The contribution of this research does not consist so much in the compilation of new data, but in the detailed work of reevaluating and synthesizing existing works to update them and classify them according to their reliability, which made it possible to use the best data to be able to draw a general picture .

To reconstruct past climates, a well-known technique consists of recovering from the depths of the polar ice cap the air bubbles that captured the composition of the atmosphere at the time.

But this technique only allows us to go back hundreds of thousands of years. To go further, you must resort to indirect markers. The chemical study of ancient leaves, minerals or plankton has thus made it possible to reduce the concentration of COtwo in more remote times.

Ripple effects

Over the past 66 million years, the hottest period recorded on Earth dates back to around 50 million years ago, with a concentration of COtwo of 1,600 ppm and temperatures 12°C warmer than today.

These levels slowly decreased until about 2.5 million years ago and the time of the glaciations, when the concentration of COtwo it fell back to 270-280 ppm.

They then remained stable until humanity began burning fossil fuels on a large scale.

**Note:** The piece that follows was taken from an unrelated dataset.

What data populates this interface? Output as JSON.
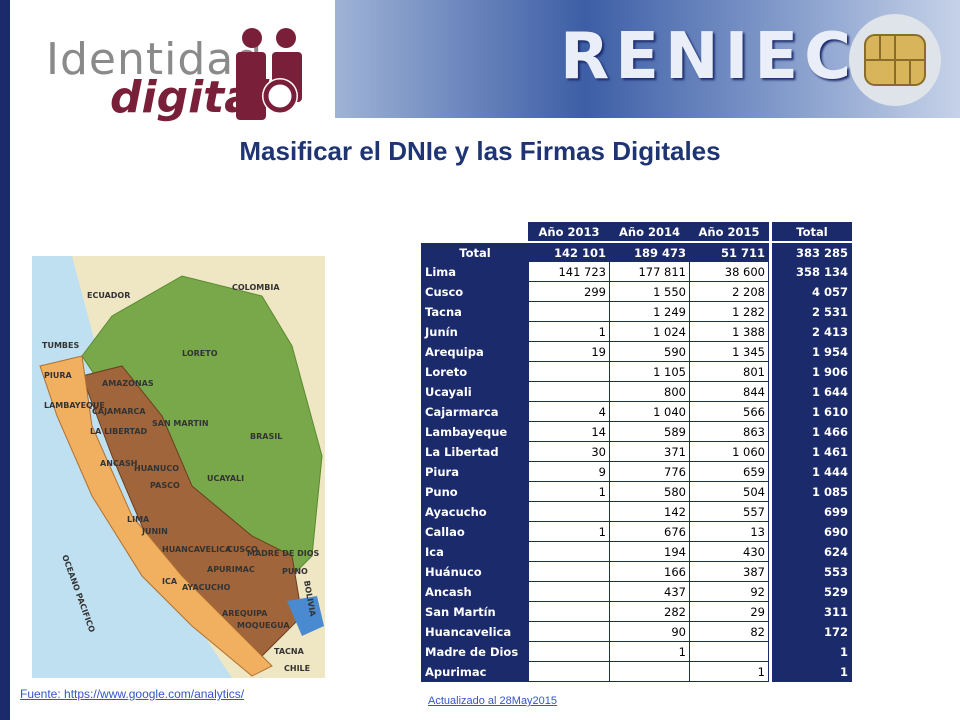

According to the study, a doubling of the CO concentration ratetwo it would gradually warm the planet over hundreds of thousands of years, until it reached 5°C to 8°C more, due to the cascading effects that an increase in temperatures would cause.

Thus, the melting of polar ice reduces its ability to reflect the sun’s rays, further accelerating the process.

The study shows that 56 million years ago, the Earth’s atmosphere experienced a rapid increase in CO concentrationtwo similar to what we know today and that this caused massive changes in ecosystems that took around 150 thousand years to dissipate.

“We’re going to be in this for a long time unless we capture carbon dioxide from the atmosphere and stop our emissions as quickly as possible,” summarized Baerbel Hoenisch.